A passenger plane carrying 44 people on an internal flight between Kunduz and Kabul has crashed in a mountainous area of northern Afghanistan.
The Russian-made AN-24 aircraft, which had 38 passengers and six crew members on board, crashed in remote mountains between the two cities on Monday, officials said.
"A passenger plane belonging to Pamir Airways with 38 passengers and six crew on board took off today from Kunduz province around 08.30 and was in touch with Kabul airport until 09.10," Mohammadullah Bataz, the acting transport minister, said as he visited the suspected crash site.
"We think the plane has crashed somewhere in this area, in Salang Pass."
According to the passenger manifest at least six of the passengers were foreign nationals, including three Britons, the AFP news agency reported.
Zemarai Bashary, an interior ministry spokesman, said the Nato force in Afghanistan had been asked to assist in the search for the plane. A Nato spokesman confirmed that aircraft had been sent to the area.
"A manned Isaf [International Security Assistance Force] fixed-wing aircraft has been dispatched to the last known position of the missing plane. However, the poor weather conditions in the area are hampering the aerial search," Nato said.

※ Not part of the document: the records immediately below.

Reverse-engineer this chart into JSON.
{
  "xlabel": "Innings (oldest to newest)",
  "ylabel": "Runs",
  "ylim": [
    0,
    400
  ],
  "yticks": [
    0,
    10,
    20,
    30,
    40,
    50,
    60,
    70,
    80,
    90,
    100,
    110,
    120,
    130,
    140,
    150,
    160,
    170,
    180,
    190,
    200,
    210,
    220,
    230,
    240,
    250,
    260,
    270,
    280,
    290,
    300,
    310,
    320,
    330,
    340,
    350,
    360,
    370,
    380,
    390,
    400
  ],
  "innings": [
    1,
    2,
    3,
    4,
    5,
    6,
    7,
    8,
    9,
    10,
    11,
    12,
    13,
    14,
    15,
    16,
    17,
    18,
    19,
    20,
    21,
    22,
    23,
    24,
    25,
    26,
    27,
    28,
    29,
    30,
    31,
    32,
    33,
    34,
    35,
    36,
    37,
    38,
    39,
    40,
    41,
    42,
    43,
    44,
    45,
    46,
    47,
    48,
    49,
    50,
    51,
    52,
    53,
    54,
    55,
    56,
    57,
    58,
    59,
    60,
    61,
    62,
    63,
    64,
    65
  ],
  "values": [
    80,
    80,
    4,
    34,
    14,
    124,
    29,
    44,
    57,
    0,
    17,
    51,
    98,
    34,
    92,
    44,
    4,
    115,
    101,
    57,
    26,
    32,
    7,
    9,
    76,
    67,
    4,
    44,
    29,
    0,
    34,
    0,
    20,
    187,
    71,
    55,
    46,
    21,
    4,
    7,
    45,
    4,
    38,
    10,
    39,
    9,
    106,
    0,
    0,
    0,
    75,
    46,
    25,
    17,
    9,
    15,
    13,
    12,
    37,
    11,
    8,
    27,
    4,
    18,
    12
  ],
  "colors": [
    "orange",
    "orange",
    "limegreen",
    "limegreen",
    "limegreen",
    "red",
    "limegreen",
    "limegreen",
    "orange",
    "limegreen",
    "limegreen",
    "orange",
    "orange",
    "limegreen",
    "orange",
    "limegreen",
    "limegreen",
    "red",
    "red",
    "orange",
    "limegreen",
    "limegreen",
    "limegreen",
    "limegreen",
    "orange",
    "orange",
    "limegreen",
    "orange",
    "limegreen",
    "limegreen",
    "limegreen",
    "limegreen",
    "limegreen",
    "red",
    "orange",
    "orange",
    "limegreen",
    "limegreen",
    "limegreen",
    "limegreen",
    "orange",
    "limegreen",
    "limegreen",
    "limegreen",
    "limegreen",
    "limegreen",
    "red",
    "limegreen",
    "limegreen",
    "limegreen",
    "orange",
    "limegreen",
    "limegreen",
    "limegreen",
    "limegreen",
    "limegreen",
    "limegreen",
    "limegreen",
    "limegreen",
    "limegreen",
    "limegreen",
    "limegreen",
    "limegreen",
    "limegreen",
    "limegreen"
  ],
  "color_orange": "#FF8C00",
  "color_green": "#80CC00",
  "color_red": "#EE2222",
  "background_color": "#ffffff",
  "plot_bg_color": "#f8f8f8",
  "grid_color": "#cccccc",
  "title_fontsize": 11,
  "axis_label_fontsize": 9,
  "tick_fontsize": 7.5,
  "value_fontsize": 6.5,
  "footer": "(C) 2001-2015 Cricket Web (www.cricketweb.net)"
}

"We cannot rule out any of the usual causes behind crashes; which could be bad weather, technical error, thunder and lightning or even terrorist attacks"
Afghanistan's acting transport minister
"Two Isaf helicopters are en route to the area. Other Isaf helicopters are also on standby ... to assist in any rescue effort."

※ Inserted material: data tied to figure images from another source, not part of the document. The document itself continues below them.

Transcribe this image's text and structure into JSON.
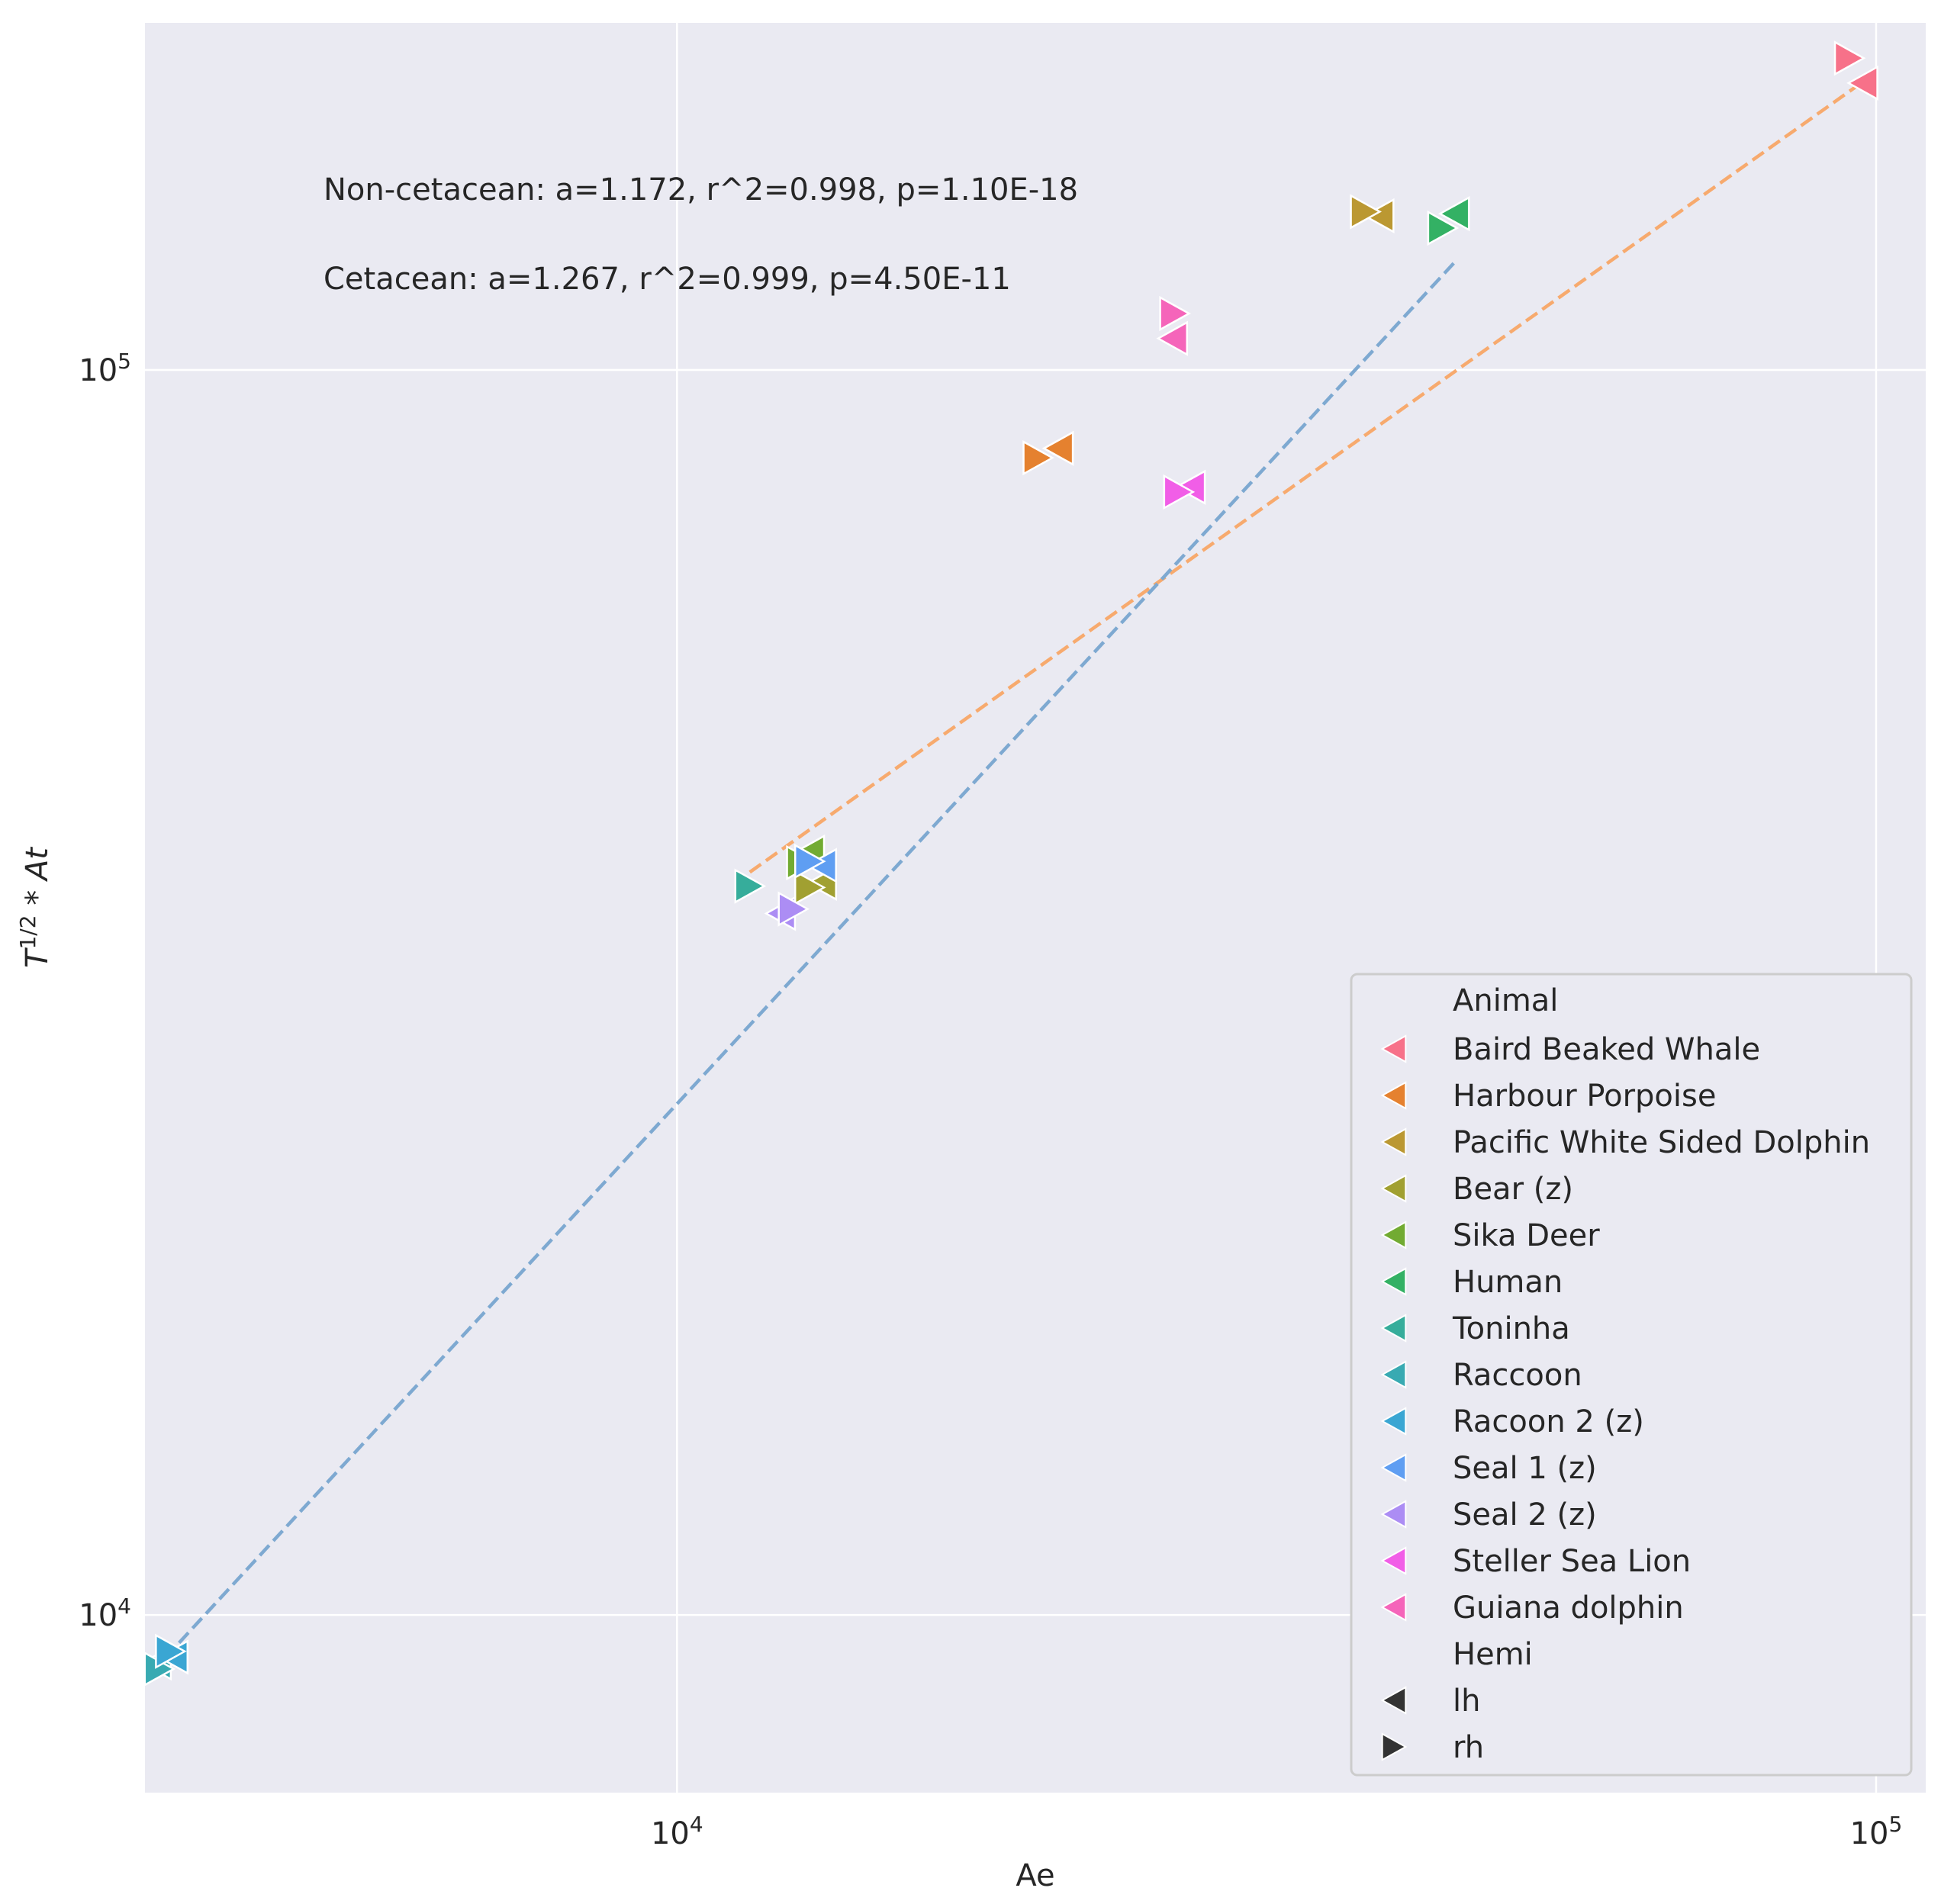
{
  "chart_data": {
    "type": "scatter",
    "title": "",
    "xlabel": "Ae",
    "ylabel": "T^{1/2} * At",
    "xscale": "log",
    "yscale": "log",
    "xlim": [
      3600,
      110000
    ],
    "ylim": [
      7200,
      190000
    ],
    "x_ticks": [
      {
        "value": 10000,
        "base": "10",
        "exp": "4"
      },
      {
        "value": 100000,
        "base": "10",
        "exp": "5"
      }
    ],
    "y_ticks": [
      {
        "value": 10000,
        "base": "10",
        "exp": "4"
      },
      {
        "value": 100000,
        "base": "10",
        "exp": "5"
      }
    ],
    "grid": true,
    "background": "#eaeaf2",
    "annotations": [
      "Non-cetacean: a=1.172, r^2=0.998, p=1.10E-18",
      "Cetacean: a=1.267, r^2=0.999, p=4.50E-11"
    ],
    "legend": {
      "placement": "lower-right",
      "hue_title": "Animal",
      "style_title": "Hemi",
      "style_items": [
        {
          "label": "lh",
          "marker": "triangle-left"
        },
        {
          "label": "rh",
          "marker": "triangle-right"
        }
      ]
    },
    "series": [
      {
        "name": "Baird Beaked Whale",
        "color": "#f77189",
        "points": [
          {
            "hemi": "lh",
            "x": 97500,
            "y": 170000
          },
          {
            "hemi": "rh",
            "x": 95000,
            "y": 178000
          }
        ]
      },
      {
        "name": "Harbour Porpoise",
        "color": "#e5812f",
        "points": [
          {
            "hemi": "lh",
            "x": 20800,
            "y": 86500
          },
          {
            "hemi": "rh",
            "x": 20000,
            "y": 85000
          }
        ]
      },
      {
        "name": "Pacific White Sided Dolphin",
        "color": "#bb9832",
        "points": [
          {
            "hemi": "lh",
            "x": 38500,
            "y": 133000
          },
          {
            "hemi": "rh",
            "x": 37500,
            "y": 134000
          }
        ]
      },
      {
        "name": "Bear (z)",
        "color": "#a1a031",
        "points": [
          {
            "hemi": "lh",
            "x": 13200,
            "y": 38700
          },
          {
            "hemi": "rh",
            "x": 12900,
            "y": 38400
          }
        ]
      },
      {
        "name": "Sika Deer",
        "color": "#72ab32",
        "points": [
          {
            "hemi": "lh",
            "x": 12900,
            "y": 41000
          },
          {
            "hemi": "rh",
            "x": 12700,
            "y": 40200
          }
        ]
      },
      {
        "name": "Human",
        "color": "#33b164",
        "points": [
          {
            "hemi": "lh",
            "x": 44500,
            "y": 133500
          },
          {
            "hemi": "rh",
            "x": 43500,
            "y": 130000
          }
        ]
      },
      {
        "name": "Toninha",
        "color": "#36ad9b",
        "points": [
          {
            "hemi": "rh",
            "x": 11500,
            "y": 38500
          }
        ]
      },
      {
        "name": "Raccoon",
        "color": "#38aab2",
        "points": [
          {
            "hemi": "lh",
            "x": 3680,
            "y": 9150
          },
          {
            "hemi": "rh",
            "x": 3700,
            "y": 9050
          }
        ]
      },
      {
        "name": "Racoon 2 (z)",
        "color": "#3aa6d3",
        "points": [
          {
            "hemi": "lh",
            "x": 3800,
            "y": 9250
          },
          {
            "hemi": "rh",
            "x": 3780,
            "y": 9350
          }
        ]
      },
      {
        "name": "Seal 1 (z)",
        "color": "#5f9ef2",
        "points": [
          {
            "hemi": "lh",
            "x": 13200,
            "y": 40000
          },
          {
            "hemi": "rh",
            "x": 12900,
            "y": 40300
          }
        ]
      },
      {
        "name": "Seal 2 (z)",
        "color": "#ac8df4",
        "points": [
          {
            "hemi": "lh",
            "x": 12200,
            "y": 36600
          },
          {
            "hemi": "rh",
            "x": 12500,
            "y": 36900
          }
        ]
      },
      {
        "name": "Steller Sea Lion",
        "color": "#f15ee7",
        "points": [
          {
            "hemi": "lh",
            "x": 26800,
            "y": 80500
          },
          {
            "hemi": "rh",
            "x": 26200,
            "y": 79800
          }
        ]
      },
      {
        "name": "Guiana dolphin",
        "color": "#f565ba",
        "points": [
          {
            "hemi": "lh",
            "x": 25900,
            "y": 106000
          },
          {
            "hemi": "rh",
            "x": 26000,
            "y": 111000
          }
        ]
      }
    ],
    "fit_lines": [
      {
        "color": "#f7aa6e",
        "x": [
          11500,
          98000
        ],
        "y": [
          39500,
          171000
        ]
      },
      {
        "color": "#7ea9d1",
        "x": [
          3650,
          44500
        ],
        "y": [
          9000,
          122000
        ]
      }
    ]
  }
}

Bad weather was hampering rescue efforts, Al Jazeera's Hoda Abdel-Hamid, reporting from Kabul, said after speaking to police in the area where the plane is thought to have crashed.
"The conditions are bad. It's so foggy there is no rescue going on," she said.

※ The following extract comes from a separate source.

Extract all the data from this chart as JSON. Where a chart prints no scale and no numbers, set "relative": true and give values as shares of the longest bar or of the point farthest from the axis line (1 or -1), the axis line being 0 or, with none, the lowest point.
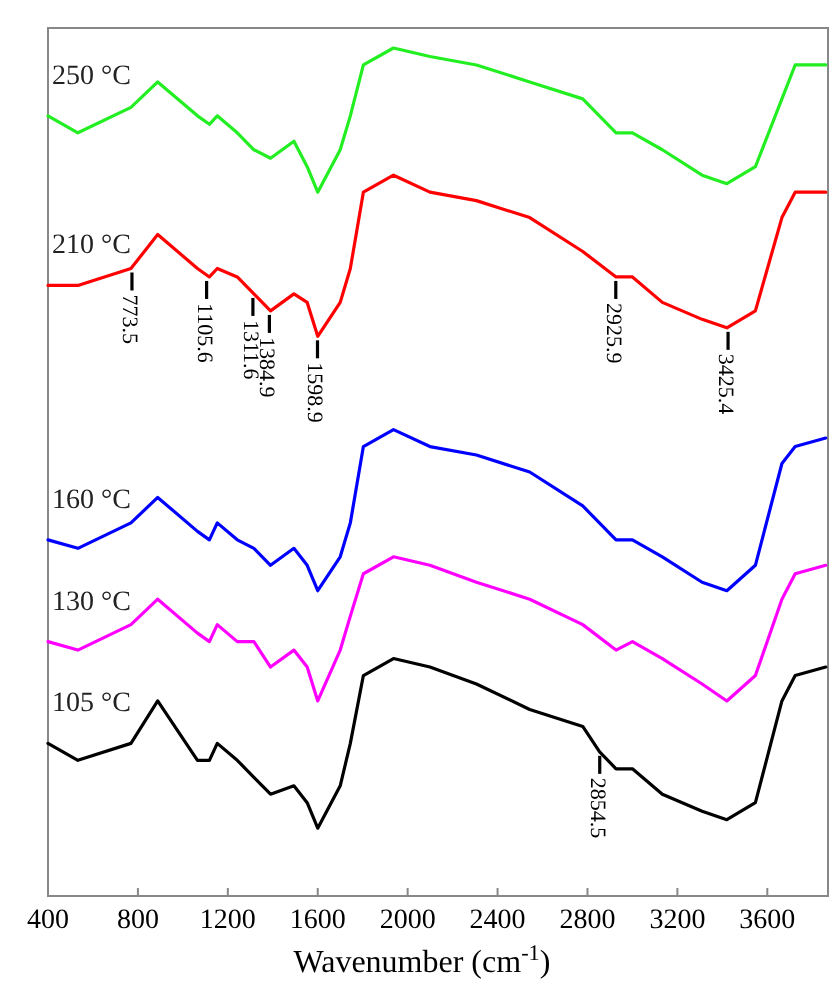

Seventy rescue workers were searching on the ground on foot as dense fog covered the area of the crash near the 3,800 metre-high Salang Pass.
"The only way they can search is on foot," Colonel Nabiullah, who is in charge of the southern portion of the Salang Pass, said. "The helicopters can't get in."
The acting transport minister said the cause of the accident was not yet known.
"We have to recover the black box to determine the cause," Bataz said.
"We cannot rule out any of the usual causes behind crashes; which could be bad weather, technical error, thunder and lightning or even terrorist attacks."
Other officials blamed the weather for the crash.
Pamir Airways is one of three major private airlines that operate mostly domestic routes across Afghanistan.